The truth is that it had very little to do with the function of parental care.  And I believe it has almost everything to do with a new system of economic injustice, one just recycled from the past: put the burden of work on those who live below poverty lines, make it so they can't actually be fully present for their own family members, and blame them for any failures they or their kids may experience.

And yet, those phone calls changed not only my perspective, they changed my entire sense of self.  Those mothers, and some fathers, taught me about life from a vantage point I had not experienced myself.  They fed me, they encouraged me to keep encouraging their kids, they took me to church, they laughed at me when I took myself too seriously, and they let me know some of their greatest hopes and fears.  I learned that Malcolm X's statement is so scandalously and tragically true, and I believe it has been Black women who have carried the moral conscience of our nation from the outset.  They have seen it all, and still believe in taking care of strangers like me, still believe there is hope for their own children and neighborhood nieces and nephews, still believe that despite all that is slung at them, they will keep on keepin' on.  I learned the power of the Holy Spirit from all of those mothers.

To Davon, Troy, Tiffany, Darlene, Donna, Sonya, Marsha, Sylvia, Gina, Mary, Doris, Vicki, Verna, all those mothers, those of you who are college educated and those of you who did not graduate Reed or Abramson High School: thank you.  Collectively, you saved me from certain failure and certain death, because you showed me Jesus through all your kindnesses, all your hugs, all your stories, and all the ways you let me witness your tears.  You picked up many of my pieces and put me back together again.  I fervently pray and hope that my work does not speak for you, but that I can do my part to continually bend the narrative away from the lie: that only white men save.  I owe much of my life to you, so it is no surprise to me that this has been the post that has caused me the most trepidation.  Sometimes, even now, it causes me to tremble, tremble, tremble......

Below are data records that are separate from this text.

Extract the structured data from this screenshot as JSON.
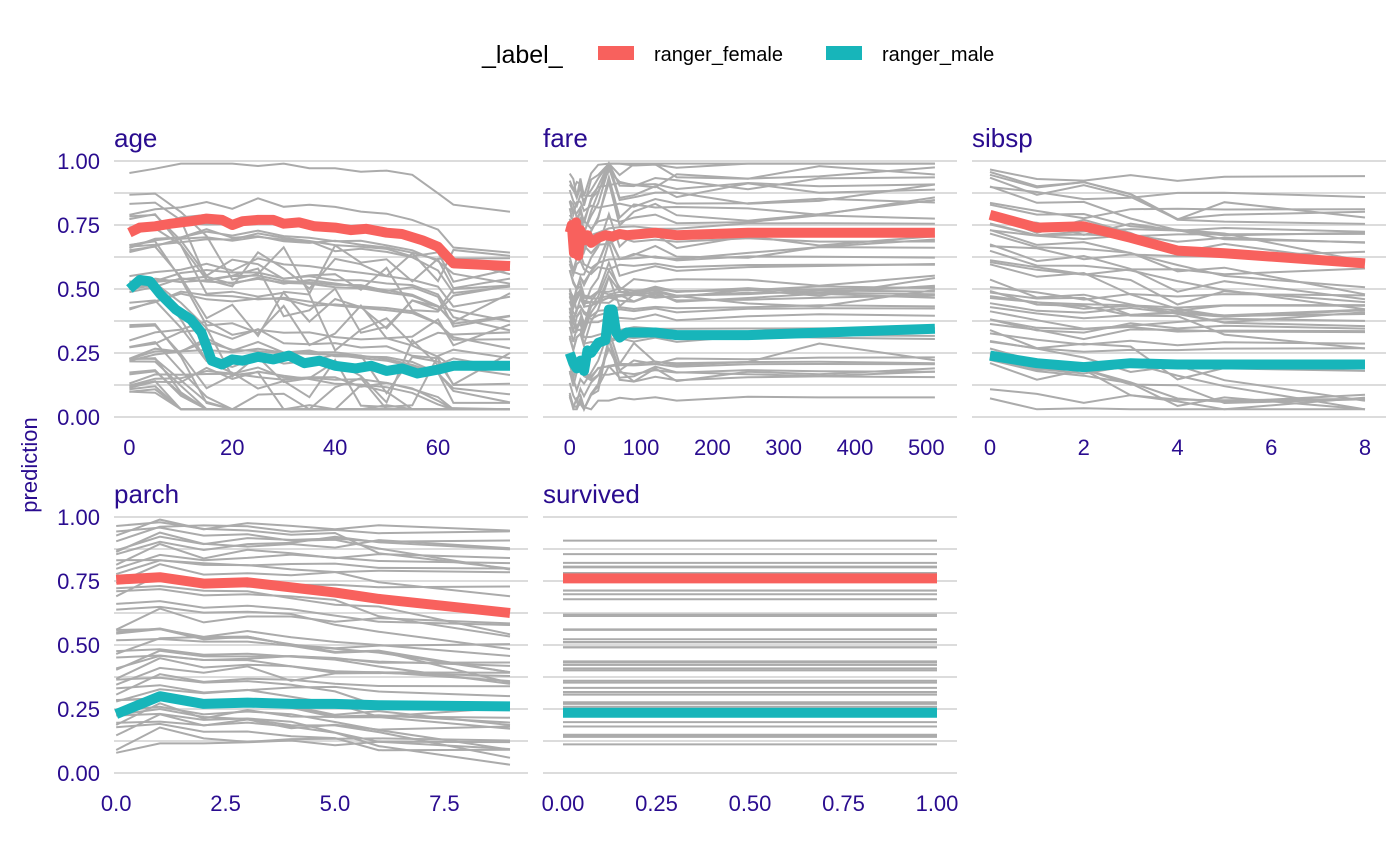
{
  "legend": {
    "title": "_label_",
    "items": [
      {
        "label": "ranger_female",
        "color": "#F8615D"
      },
      {
        "label": "ranger_male",
        "color": "#17B5BA"
      }
    ]
  },
  "colors": {
    "ice": "#ABABAB",
    "grid": "#DCDCDC",
    "text": "#2A0C8F"
  },
  "chart_data": {
    "type": "line",
    "ylabel": "prediction",
    "ylim": [
      0,
      1
    ],
    "yticks": [
      "0.00",
      "0.25",
      "0.50",
      "0.75",
      "1.00"
    ],
    "legend_position": "top",
    "grid": true,
    "panels": [
      {
        "title": "age",
        "xlim": [
          -3,
          74
        ],
        "xticks": [
          0,
          20,
          40,
          60
        ],
        "xtick_labels": [
          "0",
          "20",
          "40",
          "60"
        ],
        "ice_x": [
          0,
          5,
          10,
          15,
          20,
          25,
          30,
          35,
          40,
          45,
          50,
          55,
          60,
          63,
          74
        ],
        "ice_count": 45,
        "series": [
          {
            "name": "ranger_female",
            "x": [
              0,
              2,
              5,
              8,
              12,
              15,
              18,
              20,
              22,
              25,
              28,
              30,
              33,
              36,
              40,
              43,
              46,
              50,
              53,
              57,
              60,
              63,
              74
            ],
            "y": [
              0.72,
              0.74,
              0.745,
              0.755,
              0.765,
              0.775,
              0.77,
              0.75,
              0.765,
              0.77,
              0.77,
              0.755,
              0.76,
              0.745,
              0.74,
              0.73,
              0.735,
              0.72,
              0.715,
              0.69,
              0.665,
              0.6,
              0.59
            ]
          },
          {
            "name": "ranger_male",
            "x": [
              0,
              2,
              4,
              6,
              9,
              12,
              14,
              16,
              18,
              20,
              22,
              25,
              28,
              31,
              34,
              37,
              40,
              44,
              47,
              50,
              53,
              56,
              60,
              63,
              74
            ],
            "y": [
              0.5,
              0.535,
              0.53,
              0.48,
              0.42,
              0.38,
              0.33,
              0.22,
              0.205,
              0.225,
              0.22,
              0.235,
              0.225,
              0.24,
              0.21,
              0.22,
              0.2,
              0.19,
              0.2,
              0.18,
              0.19,
              0.17,
              0.185,
              0.2,
              0.2
            ]
          }
        ]
      },
      {
        "title": "fare",
        "xlim": [
          -15,
          515
        ],
        "xticks": [
          0,
          100,
          200,
          300,
          400,
          500
        ],
        "xtick_labels": [
          "0",
          "100",
          "200",
          "300",
          "400",
          "500"
        ],
        "ice_x": [
          0,
          5,
          10,
          15,
          20,
          30,
          40,
          55,
          70,
          90,
          120,
          150,
          250,
          350,
          512
        ],
        "ice_count": 45,
        "series": [
          {
            "name": "ranger_female",
            "x": [
              0,
              3,
              6,
              9,
              12,
              15,
              20,
              25,
              30,
              40,
              50,
              60,
              70,
              80,
              100,
              120,
              150,
              250,
              512
            ],
            "y": [
              0.72,
              0.75,
              0.64,
              0.76,
              0.63,
              0.73,
              0.69,
              0.71,
              0.68,
              0.7,
              0.71,
              0.705,
              0.715,
              0.71,
              0.715,
              0.72,
              0.71,
              0.72,
              0.72
            ]
          },
          {
            "name": "ranger_male",
            "x": [
              0,
              5,
              10,
              15,
              20,
              25,
              30,
              40,
              50,
              55,
              60,
              65,
              70,
              80,
              100,
              120,
              150,
              250,
              512
            ],
            "y": [
              0.25,
              0.21,
              0.19,
              0.22,
              0.18,
              0.26,
              0.25,
              0.29,
              0.3,
              0.42,
              0.42,
              0.33,
              0.31,
              0.33,
              0.33,
              0.33,
              0.32,
              0.32,
              0.345
            ]
          }
        ]
      },
      {
        "title": "sibsp",
        "xlim": [
          0,
          8
        ],
        "xticks": [
          0,
          2,
          4,
          6,
          8
        ],
        "xtick_labels": [
          "0",
          "2",
          "4",
          "6",
          "8"
        ],
        "ice_x": [
          0,
          1,
          2,
          3,
          4,
          5,
          8
        ],
        "ice_count": 45,
        "series": [
          {
            "name": "ranger_female",
            "x": [
              0,
              1,
              2,
              3,
              4,
              5,
              8
            ],
            "y": [
              0.79,
              0.74,
              0.745,
              0.7,
              0.65,
              0.64,
              0.6
            ]
          },
          {
            "name": "ranger_male",
            "x": [
              0,
              1,
              2,
              3,
              4,
              5,
              8
            ],
            "y": [
              0.24,
              0.21,
              0.195,
              0.21,
              0.205,
              0.205,
              0.205
            ]
          }
        ]
      },
      {
        "title": "parch",
        "xlim": [
          -0.05,
          9
        ],
        "xticks": [
          0,
          2.5,
          5,
          7.5
        ],
        "xtick_labels": [
          "0.0",
          "2.5",
          "5.0",
          "7.5"
        ],
        "ice_x": [
          0,
          1,
          2,
          3,
          4,
          5,
          6,
          9
        ],
        "ice_count": 45,
        "series": [
          {
            "name": "ranger_female",
            "x": [
              0,
              1,
              2,
              3,
              4,
              5,
              6,
              9
            ],
            "y": [
              0.755,
              0.765,
              0.74,
              0.745,
              0.725,
              0.705,
              0.68,
              0.625
            ]
          },
          {
            "name": "ranger_male",
            "x": [
              0,
              1,
              2,
              3,
              4,
              5,
              6,
              9
            ],
            "y": [
              0.23,
              0.3,
              0.27,
              0.275,
              0.27,
              0.27,
              0.265,
              0.26
            ]
          }
        ]
      },
      {
        "title": "survived",
        "xlim": [
          0,
          1
        ],
        "xticks": [
          0,
          0.25,
          0.5,
          0.75,
          1
        ],
        "xtick_labels": [
          "0.00",
          "0.25",
          "0.50",
          "0.75",
          "1.00"
        ],
        "ice_x": [
          0,
          1
        ],
        "ice_count": 45,
        "series": [
          {
            "name": "ranger_female",
            "x": [
              0,
              1
            ],
            "y": [
              0.76,
              0.76
            ]
          },
          {
            "name": "ranger_male",
            "x": [
              0,
              1
            ],
            "y": [
              0.235,
              0.235
            ]
          }
        ]
      }
    ]
  }
}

I will close first with my favorite movie scene of all time: Baby Suggs preaching in the forest clearing from the movie adaptation of Toni Morrison's Beloved.  I dare you to not be moved, and to not feel the weight of what Black women have had to carry, still have to carry.  And then I dare you not to dance.

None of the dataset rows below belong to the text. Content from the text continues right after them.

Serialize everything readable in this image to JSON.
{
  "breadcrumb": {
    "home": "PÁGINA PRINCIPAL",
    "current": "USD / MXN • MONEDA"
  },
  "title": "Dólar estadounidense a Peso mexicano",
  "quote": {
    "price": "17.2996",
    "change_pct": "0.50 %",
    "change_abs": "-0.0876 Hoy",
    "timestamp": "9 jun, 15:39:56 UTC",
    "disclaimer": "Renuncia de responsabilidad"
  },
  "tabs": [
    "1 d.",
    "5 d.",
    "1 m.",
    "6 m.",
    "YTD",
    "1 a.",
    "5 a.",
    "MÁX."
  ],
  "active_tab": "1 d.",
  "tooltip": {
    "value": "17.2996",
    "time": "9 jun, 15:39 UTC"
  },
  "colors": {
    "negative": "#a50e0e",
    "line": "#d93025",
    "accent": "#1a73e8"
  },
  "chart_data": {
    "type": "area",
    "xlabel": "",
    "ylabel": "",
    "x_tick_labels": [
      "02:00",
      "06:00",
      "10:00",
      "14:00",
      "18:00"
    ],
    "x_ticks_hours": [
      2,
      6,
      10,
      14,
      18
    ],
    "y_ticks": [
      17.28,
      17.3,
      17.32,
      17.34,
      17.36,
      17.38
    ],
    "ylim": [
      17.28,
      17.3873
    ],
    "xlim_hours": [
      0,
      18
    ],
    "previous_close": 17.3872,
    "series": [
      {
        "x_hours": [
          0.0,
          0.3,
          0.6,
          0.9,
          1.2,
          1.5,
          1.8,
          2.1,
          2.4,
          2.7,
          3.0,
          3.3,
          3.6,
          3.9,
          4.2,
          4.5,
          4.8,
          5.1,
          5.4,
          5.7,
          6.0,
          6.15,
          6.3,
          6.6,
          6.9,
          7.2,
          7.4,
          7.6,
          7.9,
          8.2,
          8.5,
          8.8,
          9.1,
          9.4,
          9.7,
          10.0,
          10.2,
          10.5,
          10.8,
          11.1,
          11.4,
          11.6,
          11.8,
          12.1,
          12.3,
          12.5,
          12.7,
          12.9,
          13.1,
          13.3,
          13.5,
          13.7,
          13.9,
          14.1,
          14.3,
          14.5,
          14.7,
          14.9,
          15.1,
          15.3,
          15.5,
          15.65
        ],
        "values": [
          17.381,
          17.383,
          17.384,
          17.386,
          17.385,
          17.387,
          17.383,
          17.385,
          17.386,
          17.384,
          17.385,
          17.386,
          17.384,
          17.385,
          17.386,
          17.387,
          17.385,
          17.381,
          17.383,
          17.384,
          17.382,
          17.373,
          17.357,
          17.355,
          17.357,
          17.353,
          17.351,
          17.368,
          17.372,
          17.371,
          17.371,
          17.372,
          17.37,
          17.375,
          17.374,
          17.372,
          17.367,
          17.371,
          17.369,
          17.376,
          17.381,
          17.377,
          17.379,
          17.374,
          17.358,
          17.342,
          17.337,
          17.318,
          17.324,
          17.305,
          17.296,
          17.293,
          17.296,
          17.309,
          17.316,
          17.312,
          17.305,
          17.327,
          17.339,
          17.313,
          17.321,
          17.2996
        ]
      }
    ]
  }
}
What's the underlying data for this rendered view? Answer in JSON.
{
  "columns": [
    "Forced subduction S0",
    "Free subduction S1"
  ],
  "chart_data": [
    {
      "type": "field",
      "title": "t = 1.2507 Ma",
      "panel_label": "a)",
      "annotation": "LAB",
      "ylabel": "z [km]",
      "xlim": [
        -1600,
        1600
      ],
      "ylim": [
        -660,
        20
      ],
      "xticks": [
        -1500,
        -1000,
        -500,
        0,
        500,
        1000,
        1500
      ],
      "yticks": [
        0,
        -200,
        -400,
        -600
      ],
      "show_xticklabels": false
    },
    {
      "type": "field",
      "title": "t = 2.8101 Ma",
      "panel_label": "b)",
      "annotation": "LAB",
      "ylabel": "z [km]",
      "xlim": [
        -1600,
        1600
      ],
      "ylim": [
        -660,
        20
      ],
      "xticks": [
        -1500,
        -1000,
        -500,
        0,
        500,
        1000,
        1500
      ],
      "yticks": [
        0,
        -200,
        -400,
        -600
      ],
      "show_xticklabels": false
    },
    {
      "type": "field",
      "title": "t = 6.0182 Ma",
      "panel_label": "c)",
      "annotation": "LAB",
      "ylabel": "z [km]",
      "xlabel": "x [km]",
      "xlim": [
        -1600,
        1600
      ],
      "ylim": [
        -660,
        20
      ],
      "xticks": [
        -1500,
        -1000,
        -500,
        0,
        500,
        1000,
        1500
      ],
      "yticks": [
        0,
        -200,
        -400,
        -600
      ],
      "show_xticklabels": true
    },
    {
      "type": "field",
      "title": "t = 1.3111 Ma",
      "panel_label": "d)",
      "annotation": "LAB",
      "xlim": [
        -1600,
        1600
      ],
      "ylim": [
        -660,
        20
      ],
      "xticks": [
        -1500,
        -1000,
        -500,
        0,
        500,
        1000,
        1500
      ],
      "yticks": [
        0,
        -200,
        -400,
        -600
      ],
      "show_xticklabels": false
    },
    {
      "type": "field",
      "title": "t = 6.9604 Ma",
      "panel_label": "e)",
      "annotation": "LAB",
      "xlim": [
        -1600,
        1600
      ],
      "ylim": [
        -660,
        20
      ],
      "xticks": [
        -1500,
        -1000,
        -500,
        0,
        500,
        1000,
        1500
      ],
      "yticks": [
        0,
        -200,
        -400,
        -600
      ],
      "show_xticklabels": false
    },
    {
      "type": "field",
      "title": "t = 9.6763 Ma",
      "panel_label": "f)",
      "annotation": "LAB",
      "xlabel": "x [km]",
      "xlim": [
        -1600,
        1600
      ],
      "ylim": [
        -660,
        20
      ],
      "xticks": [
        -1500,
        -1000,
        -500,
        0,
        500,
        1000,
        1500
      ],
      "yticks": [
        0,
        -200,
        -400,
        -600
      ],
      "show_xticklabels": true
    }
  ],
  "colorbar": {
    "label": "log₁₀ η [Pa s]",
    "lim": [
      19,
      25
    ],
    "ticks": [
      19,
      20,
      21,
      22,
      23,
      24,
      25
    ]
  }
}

But even more important are all of Deshondalisa's classmates, mostly African-American, some Haitian, some Dominican, and some Vietnamese.  These young woman believed in me nearly two decades ago, and they trusted me to trust in them.  They told their stories through poetry and arguments fearlessly, and they reminded me how much true stories matter.  I pray that my work honors all that you taught me, and I pray to discover increasing ways to fight alongside you for justice, for truth, and for a space for all of us at your good, good tables.  With your good, good, jambalaya.  With your good, good prayers.  With your true and good faith that has moved mountains.